The relatively recent demise of the Neanderthals has provoked some interesting theories that show how science can reflect the concerns of contemporary society, namely that the violent aspect our species may have been directly responsible. There is currently no firm evidence for deliberate genocide, with other likely culprits ranging from inability to adjust to climate change to a less flexible neural architecture (specifically, missing out on the 'Great Leap Forward' via imaginative cogitation). Recent texts have attempted to downplay innate human aggression but writers closer in time to the world wars and to the heyday of Freudianism, especially Australian anthropologist Raymond Dart and American author Robert Ardrey, had a major influence on the subject with their promotion of the 'killer ape' theory. From 1960 onwards the first serious, sustained research on wild chimpanzees by Jane Goodall inadvertently reinforced the notion of mankind as a predominantly violent species. Given such notions, it is perhaps little wonder that funding has been lacking.

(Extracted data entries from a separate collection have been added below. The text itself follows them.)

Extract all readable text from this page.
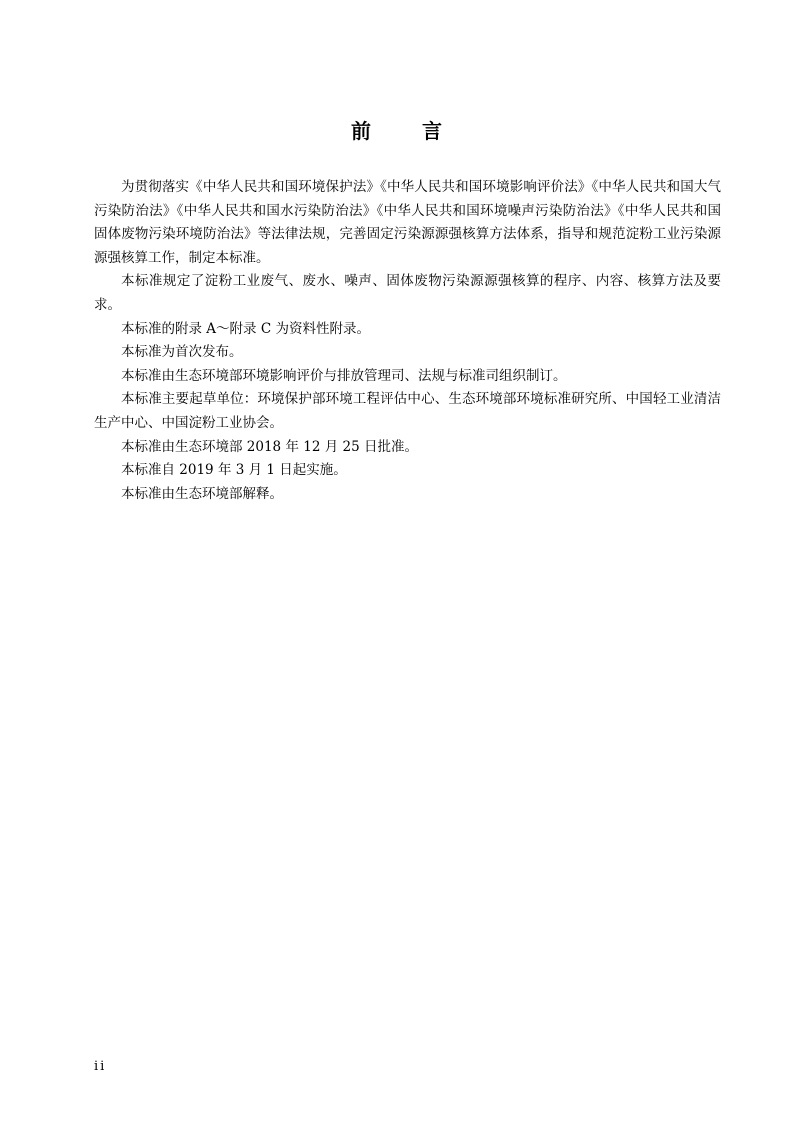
前 言

为贯彻落实《中华人民共和国环境保护法》《中华人民共和国环境影响评价法》《中华人民共和国大气污染防治法》《中华人民共和国水污染防治法》《中华人民共和国环境噪声污染防治法》《中华人民共和国固体废物污染环境防治法》等法律法规，完善固定污染源源强核算方法体系，指导和规范淀粉工业污染源源强核算工作，制定本标准。

本标准规定了淀粉工业废气、废水、噪声、固体废物污染源源强核算的程序、内容、核算方法及要求。

本标准的附录 A～附录 C 为资料性附录。

本标准为首次发布。

本标准由生态环境部环境影响评价与排放管理司、法规与标准司组织制订。

本标准主要起草单位：环境保护部环境工程评估中心、生态环境部环境标准研究所、中国轻工业清洁生产中心、中国淀粉工业协会。

本标准由生态环境部 2018 年 12 月 25 日批准。

本标准自 2019 年 3 月 1 日起实施。

本标准由生态环境部解释。

ii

The new century has so far seen something of an improvement, with a large increase in the number of popular books and television programmes reflecting and in turn further developing public interest. The controversy surrounding the nature of the Homo floresiensis finds of 2003 has proved fortuitous, with general news media at long last paying serious attention. The ball may have been started rolling by the Chalcolithic ice mummy Otzi, who was discovered in the Alps in 1991. A young upstart at a mere 5,300 years old, the incredible preservation of the man, his clothing and tools have helped bridge the gap in how we relate to our prehistoric ancestors.

So times they are a-changing. The Ancient Human Occupation of Britain project is a sustained, well-funded effort to examine the past 700,000 years of evidence in the United Kingdom using a plethora of cross-discipline techniques in addition to conventional archaeology and palaeontology. The use of advanced dating methods such as electron spin resonance and the ability to analyse ancient DNA suggest that even without new finds, hominin research in the near future will generate some surprises. All I can say is that it's about time, too!